Cuartel general turco, frente a las murallas, 5 de abril. Se presentó hoy el Sultán, entre redobles de tambores y toques de trompetas. Levantó sus tiendas rojas y doradas a menos de 500 metros de lo que siempre se ha considerado el punto más vulnerable de la ciudad: la Puerta de San Romano.
Mahomet dirigió personalmente la disposición de sus tropas y el emplazamiento de su artillería. Cerca de las tiendas colocó los cañones con los que espera derribar los muros. El más grande tardó dos meses en llegar hasta aquí desde Edirne; lo montaron en 30 carros atados entre sí y tirados por 60 bueyes. Durante el trayecto centenares de hombres aplanaban el camino y cuidaban de que no se volcara.

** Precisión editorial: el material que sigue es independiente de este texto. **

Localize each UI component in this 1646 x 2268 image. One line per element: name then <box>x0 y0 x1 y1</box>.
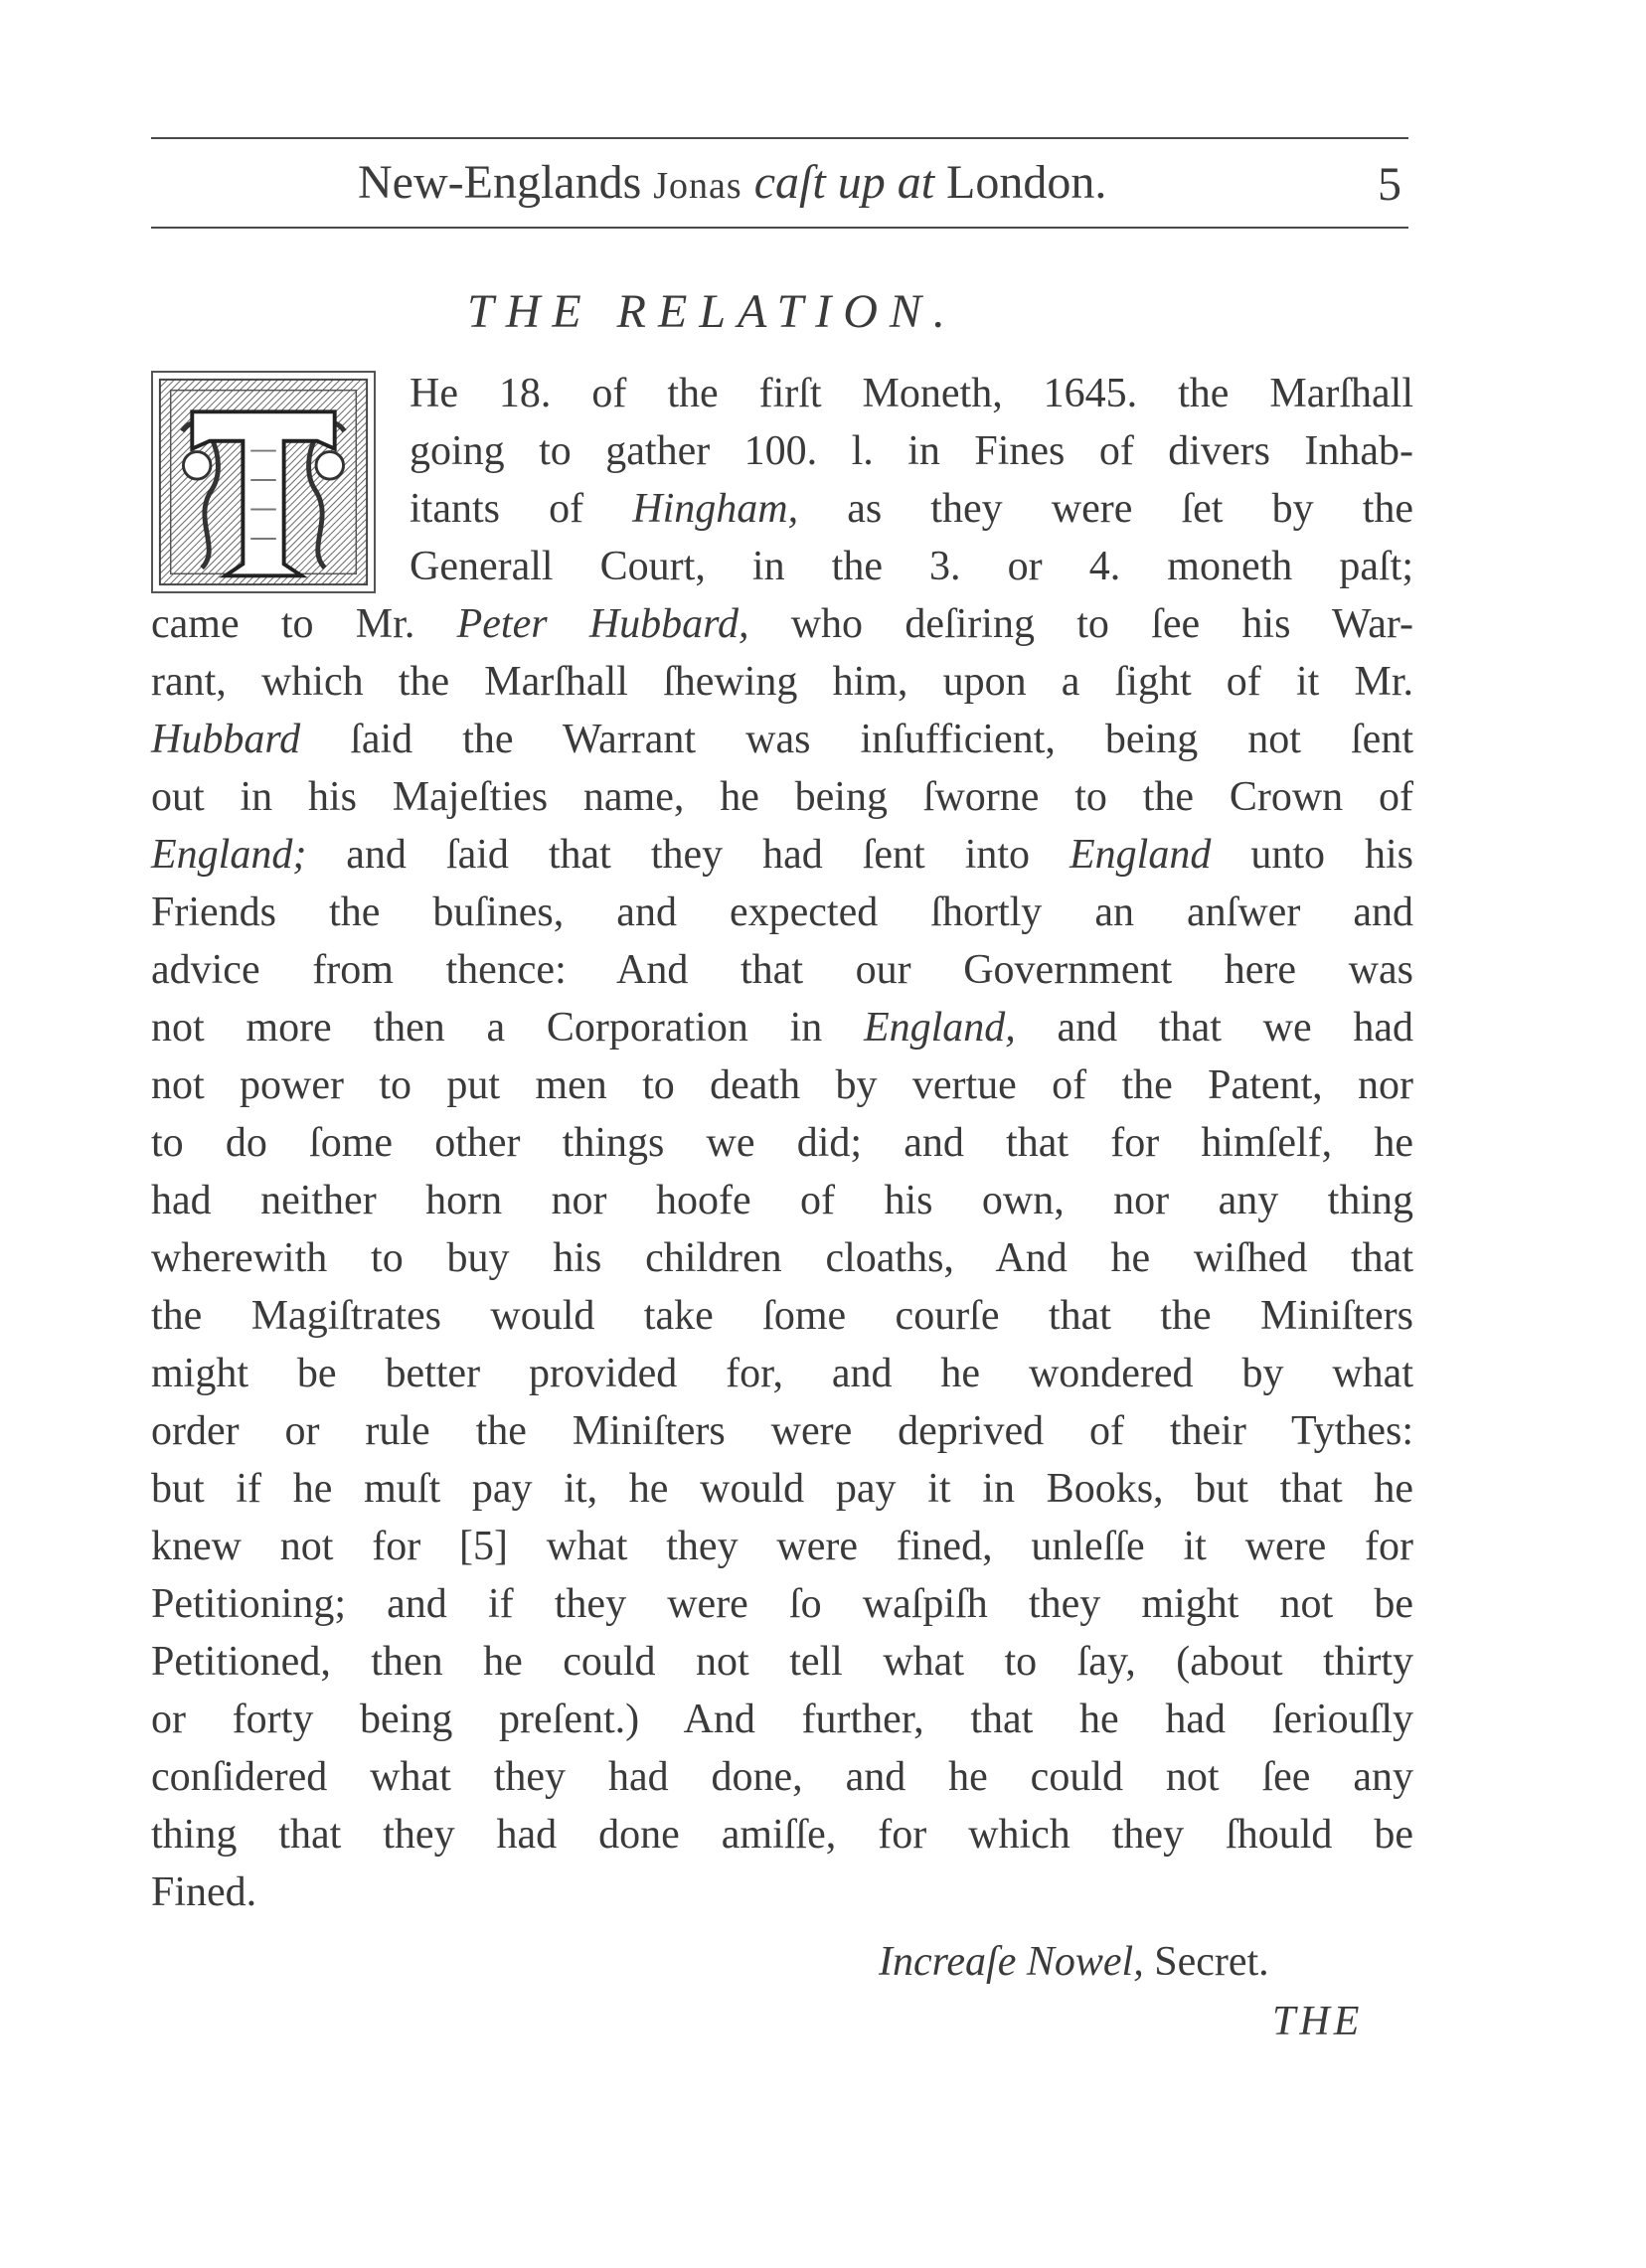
text-line <box>151 1809 1413 1861</box>
text-span: going to gather 100. l. in Fines of divers Inhab- <box>410 428 1413 474</box>
signature <box>879 1936 1269 1988</box>
text-line <box>151 887 1413 938</box>
drop-cap-ornament <box>151 371 376 593</box>
running-head-part: London. <box>934 156 1107 209</box>
text-line <box>151 656 1413 708</box>
text-italic: England; <box>151 832 307 878</box>
text-span: but if he muſt pay it, he would pay it in Books, but that he <box>151 1466 1413 1512</box>
text-span: Fined. <box>151 1869 257 1915</box>
text-line <box>151 1232 1413 1284</box>
text-span: to do ſome other things we did; and that for himſelf, he <box>151 1120 1413 1166</box>
text-line <box>151 1175 1413 1226</box>
text-span: not power to put men to death by vertue of the Patent, nor <box>151 1062 1413 1108</box>
text-line <box>410 483 1413 535</box>
text-span: came to Mr. <box>151 601 457 647</box>
text-span: might be better provided for, and he wondered by what <box>151 1351 1413 1396</box>
signature-role: Secret. <box>1143 1939 1269 1985</box>
text-italic: Hubbard <box>151 717 301 762</box>
text-span: or forty being preſent.) And further, that he had ſeriouſly <box>151 1697 1413 1742</box>
text-line <box>151 598 1413 650</box>
text-line <box>151 1463 1413 1515</box>
text-span: who deſiring to ſee his War- <box>748 601 1413 647</box>
text-line <box>151 829 1413 881</box>
running-head-smallcaps: Jonas <box>653 165 742 207</box>
text-line <box>151 1117 1413 1169</box>
text-line <box>151 1290 1413 1342</box>
text-line <box>410 425 1413 477</box>
text-line <box>151 1002 1413 1053</box>
text-line <box>410 368 1413 419</box>
text-line <box>151 1521 1413 1572</box>
text-span: ſaid the Warrant was inſufficient, being not ſent <box>300 717 1413 762</box>
running-head-part: New-Englands <box>358 156 654 209</box>
text-line <box>151 1636 1413 1688</box>
text-span: knew not for [5] what they were fined, unleſſe it were for <box>151 1524 1413 1569</box>
running-head-space <box>742 156 754 209</box>
signature-name: Increaſe Nowel, <box>879 1939 1144 1985</box>
text-span: Petitioned, then he could not tell what to ſay, (about thirty <box>151 1639 1413 1685</box>
text-span: conſidered what they had done, and he could not ſee any <box>151 1754 1413 1800</box>
text-span: out in his Majeſties name, he being ſworne to the Crown of <box>151 774 1413 820</box>
text-span: the Magiſtrates would take ſome courſe that the Miniſters <box>151 1293 1413 1339</box>
page-number: 5 <box>1378 158 1401 211</box>
text-line <box>151 1348 1413 1399</box>
text-line <box>151 714 1413 765</box>
text-span: itants of <box>410 486 633 532</box>
running-head <box>358 153 1106 216</box>
text-span: had neither horn nor hoofe of his own, nor any thing <box>151 1178 1413 1223</box>
text-span: as they were ſet by the <box>798 486 1414 532</box>
text-span: order or rule the Miniſters were deprived of their Tythes: <box>151 1408 1413 1454</box>
text-line <box>151 1751 1413 1803</box>
text-span: and that we had <box>1015 1005 1413 1051</box>
text-span: advice from thence: And that our Government here was <box>151 947 1413 993</box>
text-span: wherewith to buy his children cloaths, And he wiſhed that <box>151 1235 1413 1281</box>
text-line <box>151 1405 1413 1457</box>
text-italic: England, <box>863 1005 1016 1051</box>
text-italic: Peter Hubbard, <box>456 601 749 647</box>
text-span: rant, which the Marſhall ſhewing him, upon a ſight of it Mr. <box>151 659 1413 705</box>
text-line <box>151 944 1413 996</box>
ornament-icon <box>153 373 374 591</box>
text-span: Generall Court, in the 3. or 4. moneth paſt; <box>410 544 1413 589</box>
header-rule-bottom <box>151 227 1408 229</box>
text-italic: Hingham, <box>632 486 799 532</box>
text-span: and ſaid that they had ſent into <box>306 832 1070 878</box>
text-span: thing that they had done amiſſe, for which they ſhould be <box>151 1812 1413 1858</box>
header-rule-top <box>151 137 1408 139</box>
catchword: THE <box>1272 1999 1364 2044</box>
running-head-italic: caſt up at <box>753 156 935 209</box>
text-line <box>151 1866 1413 1918</box>
text-line <box>151 1059 1413 1111</box>
text-italic: England <box>1070 832 1212 878</box>
text-span: Friends the buſines, and expected ſhortly an anſwer and <box>151 890 1413 935</box>
text-span: He 18. of the firſt Moneth, 1645. the Marſhall <box>410 371 1413 416</box>
text-line <box>410 541 1413 592</box>
text-line <box>151 1578 1413 1630</box>
text-span: not more then a Corporation in <box>151 1005 864 1051</box>
text-line <box>151 771 1413 823</box>
text-line <box>151 1694 1413 1745</box>
text-span: unto his <box>1211 832 1414 878</box>
text-span: Petitioning; and if they were ſo waſpiſh they might not be <box>151 1581 1413 1627</box>
section-title: THE RELATION. <box>467 285 957 338</box>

Alrededor del Sultán acampan 12.000 jenízaros, quizá los mejores soldados del mundo. Arrebatados en su mayoría a familias cristianas cuando eran adolescentes, recibieron una educación musulmana y adiestramiento en las armas. Son absolutamente leales al Sultán.
A su derecha, están desplegados 80.000 soldados de línea, casi todos turcos de Anatolia, aunque también hay algunos serbios cristianos, ligados por juramento al soberano, a quien deben servir incluso combatiendo contra sus correligionarios.

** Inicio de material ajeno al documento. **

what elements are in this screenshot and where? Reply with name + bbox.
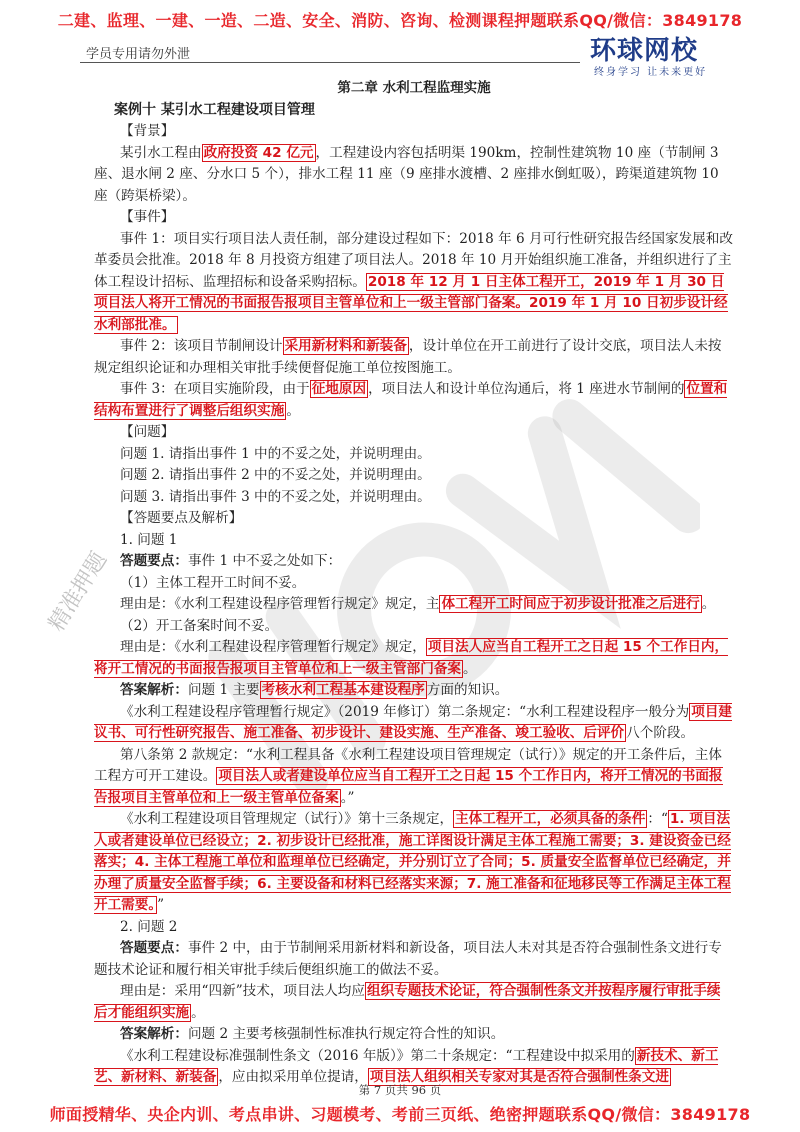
q1-quote-2	[94, 745, 734, 810]
highlight-q1-quote-2: 项目法人或者建设单位应当自工程开工之日起 15 个工作日内，将开工情况的书面报告报项目主管单位和上一级主管单位备案	[94, 768, 723, 806]
case-title: 案例十 某引水工程建设项目管理	[114, 101, 315, 118]
highlight-q1-analysis: 考核水利工程基本建设程序	[261, 682, 425, 698]
q2-reason-end: 。	[191, 1004, 205, 1021]
questions-label: 【问题】	[120, 424, 175, 440]
logo-slogan: 终身学习 让未来更好	[594, 67, 708, 78]
question-item: 问题 3. 请指出事件 3 中的不妥之处，并说明理由。	[120, 488, 431, 505]
event-1-text: 事件 1：项目实行项目法人责任制，部分建设过程如下：2018 年 6 月可行性研究报告经国家发展和改革委员会批准。2018 年 8 月投资方组建了项目法人。2018 年 10 月开始组织施工准备，并组织进行了主体工程设计招标、监理招标和设备采购招标。	[94, 230, 733, 290]
highlight-q1-quote-1: 项目建议书、可行性研究报告、施工准备、初步设计、建设实施、生产准备、竣工验收、后评价	[94, 703, 733, 741]
q1-analysis-text: 问题 1 主要	[187, 682, 260, 698]
header-divider	[80, 62, 580, 63]
highlight-q1-reason-2: 项目法人应当自工程开工之日起 15 个工作日内，将开工情况的书面报告报项目主管单位和上一级主管部门备案	[94, 639, 729, 677]
header-confidential-note: 学员专用请勿外泄	[86, 47, 191, 62]
highlight-event-2: 采用新材料和新装备	[284, 338, 407, 354]
highlight-q1-quote-3a: 主体工程开工，必须具备的条件	[455, 811, 646, 827]
q2-reason	[94, 981, 734, 1024]
q2-analysis-text: 问题 2 主要考核强制性标准执行规定符合性的知识。	[187, 1026, 505, 1042]
q1-reason-2-text: 理由是：《水利工程建设程序管理暂行规定》规定，	[120, 639, 426, 655]
q1-quote-2-text: 第八条第 2 款规定：“水利工程具备《水利工程建设项目管理规定（试行）》规定的开工条件后，主体工程方可开工建设。	[94, 746, 722, 784]
q1-reason-1	[94, 594, 734, 616]
event-2-paragraph	[94, 336, 734, 379]
top-promo-banner: 二建、监理、一建、一造、二造、安全、消防、咨询、检测课程押题联系QQ/微信：3849178	[57, 11, 743, 30]
q2-analysis-label: 答案解析：	[120, 1026, 188, 1042]
event-2-text-rest: ，设计单位在开工前进行了设计交底，项目法人未按规定组织论证和办理相关审批手续便督促施工单位按图施工。	[94, 338, 722, 376]
q2-label: 2. 问题 2	[120, 918, 178, 935]
document-body	[94, 78, 734, 1089]
q1-quote-2-end: 。”	[340, 789, 355, 806]
highlight-q2-quote-a: 新技术、新工艺、新材料、新装备	[94, 1047, 719, 1085]
highlight-q1-quote-3b: 1. 项目法人或者建设单位已经设立；2. 初步设计已经批准，施工详图设计满足主体工程施工需要；3. 建设资金已经落实；4. 主体工程施工单位和监理单位已经确定，并分别订立了合同；5. 质量安全监督单位已经确定，并办理了质量安全监督手续；6. 主要设备和材料已经落实来源；7. 施工准备和征地移民等工作满足主体工程开工需要。	[94, 811, 731, 913]
question-item: 问题 2. 请指出事件 2 中的不妥之处，并说明理由。	[120, 467, 431, 483]
highlight-event-3b: 位置和结构布置进行了调整后组织实施	[94, 381, 728, 419]
q1-analysis	[94, 680, 734, 702]
background-text: 某引水工程由	[120, 144, 202, 161]
q1-reason-1-end: 。	[701, 596, 716, 612]
background-paragraph	[94, 143, 734, 208]
chapter-title: 第二章 水利工程监理实施	[337, 80, 491, 96]
q2-points-label: 答题要点：	[120, 940, 188, 956]
q1-quote-3-mid: ：“	[647, 811, 668, 827]
q1-item-2: （2）开工备案时间不妥。	[120, 617, 279, 634]
highlight-q2-reason: 组织专题技术论证，符合强制性条文并按程序履行审批手续后才能组织实施	[94, 983, 721, 1021]
brand-logo	[590, 30, 740, 80]
highlight-event-1: 2018 年 12 月 1 日主体工程开工，2019 年 1 月 30 日项目法人将开工情况的书面报告报项目主管单位和上一级主管部门备案。2019 年 1 月 10 日初步设计经水利部批准。	[94, 273, 728, 333]
q2-points	[94, 938, 734, 981]
question-item: 问题 1. 请指出事件 1 中的不妥之处，并说明理由。	[120, 445, 431, 462]
highlight-event-3a: 征地原因	[311, 381, 367, 397]
q1-points-text: 事件 1 中不妥之处如下：	[187, 553, 342, 569]
q1-quote-3	[94, 809, 734, 917]
event-1-paragraph	[94, 229, 734, 337]
q1-reason-2-end: 。	[463, 660, 477, 677]
q1-quote-1-end: 八个阶段。	[626, 725, 695, 741]
q1-points-label: 答题要点：	[120, 553, 188, 569]
bottom-promo-banner: 师面授精华、央企内训、考点串讲、习题模考、考前三页纸、绝密押题联系QQ/微信：3849178	[49, 1105, 751, 1124]
q1-quote-1-text: 《水利工程建设程序管理暂行规定》（2019 年修订）第二条规定：“水利工程建设程序一般分为	[120, 703, 690, 720]
q1-quote-3-text: 《水利工程建设项目管理规定（试行）》第十三条规定，	[120, 811, 454, 827]
events-label: 【事件】	[120, 209, 175, 225]
q2-quote-text: 《水利工程建设标准强制性条文（2016 年版）》第二十条规定：“工程建设中拟采用的	[120, 1047, 635, 1064]
logo-name: 环球网校	[590, 36, 699, 66]
highlight-investment: 政府投资 42 亿元	[203, 144, 314, 161]
q1-reason-1-text: 理由是：《水利工程建设程序管理暂行规定》规定，主	[120, 596, 440, 612]
q1-reason-2	[94, 637, 734, 680]
q1-analysis-label: 答案解析：	[120, 682, 188, 698]
event-2-text: 事件 2：该项目节制闸设计	[120, 338, 283, 354]
q1-quote-3-end: ”	[157, 897, 165, 913]
highlight-q1-reason-1: 体工程开工时间应于初步设计批准之后进行	[441, 596, 700, 612]
q2-quote-mid: ，应由拟采用单位提请，	[218, 1069, 368, 1085]
answers-label: 【答题要点及解析】	[120, 510, 243, 526]
background-text-rest: ，工程建设内容包括明渠 190km，控制性建筑物 10 座（节制闸 3 座、退水闸 2 座、分水口 5 个），排水工程 11 座（9 座排水渡槽、2 座排水倒虹吸），跨渠道建筑物 10 座（跨渠桥梁）。	[94, 144, 719, 204]
q1-points	[94, 551, 734, 573]
q1-analysis-end: 方面的知识。	[426, 682, 509, 698]
background-label: 【背景】	[120, 123, 175, 139]
event-3-text-mid: ，项目法人和设计单位沟通后，将 1 座进水节制闸的	[368, 381, 685, 397]
watermark-text: 精准押题	[44, 548, 113, 636]
event-3-text-end: 。	[286, 402, 300, 419]
event-3-paragraph	[94, 379, 734, 422]
q1-item-1: （1）主体工程开工时间不妥。	[120, 574, 306, 591]
event-3-text: 事件 3：在项目实施阶段，由于	[120, 381, 310, 397]
q2-points-text: 事件 2 中，由于节制闸采用新材料和新设备，项目法人未对其是否符合强制性条文进行专题技术论证和履行相关审批手续后便组织施工的做法不妥。	[94, 940, 722, 978]
q2-reason-text: 理由是：采用“四新”技术，项目法人均应	[120, 983, 365, 999]
q2-analysis	[94, 1024, 734, 1046]
highlight-q2-quote-b: 项目法人组织相关专家对其是否符合强制性条文进	[369, 1069, 669, 1085]
q1-quote-1	[94, 702, 734, 745]
page-number: 第 7 页共 96 页	[358, 1083, 442, 1097]
q1-label: 1. 问题 1	[120, 531, 178, 548]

Detrás de estas fuerzas se despliegan 100.000 bashi-bazouks ("soldados irregulares"), que, en realidad, son simples saqueadores mal armados y peor adiestrados. La mayoría son otomanos, pero hay miles de otras razas, incluso cristianos atraídos por la paga y la esperanza de lograr un rico botín.
Al caer la noche, un heraldo llevó a los defensores el ultimátum formal de Mahomet: si estos se rinden inmediatamente, ocuparán la ciudad, y respetarán la vida y las propiedades de sus habitantes. De lo contrario, pasarán a todos a cuchillo. La respuesta del Emperador no fue otra que la esperada: Dios le ha confiado la defensa de la fe cristiana, de su imperio y de su ciudad. El honor le impide rendirse.

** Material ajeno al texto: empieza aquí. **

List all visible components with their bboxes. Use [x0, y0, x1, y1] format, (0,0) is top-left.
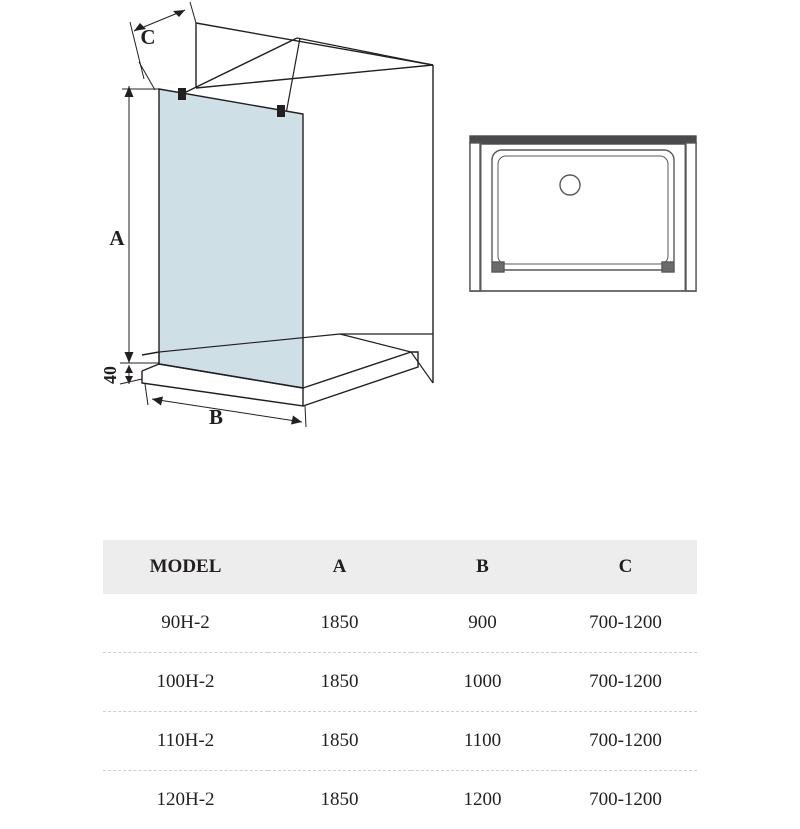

En el interior de Constantinopla, 6 de abril. Esta mañana los cañones turcos iniciaron el ataque. Como el principal objetivo del Sultán es sin duda la Puerta de San Romano, Constantino instaló allí su cuartel general, junto al comandante en jefe Giustiniani. El cañón enemigo de mayor calibre disparó sólo siete u ocho veces, pero cada bala tiró grandes trozos de mampostería. Protegidos por este fuego, los musulmanes han estado rellenando el foso. Los defensores no disponen más que de cañones pequeños y de poquísima pólvora.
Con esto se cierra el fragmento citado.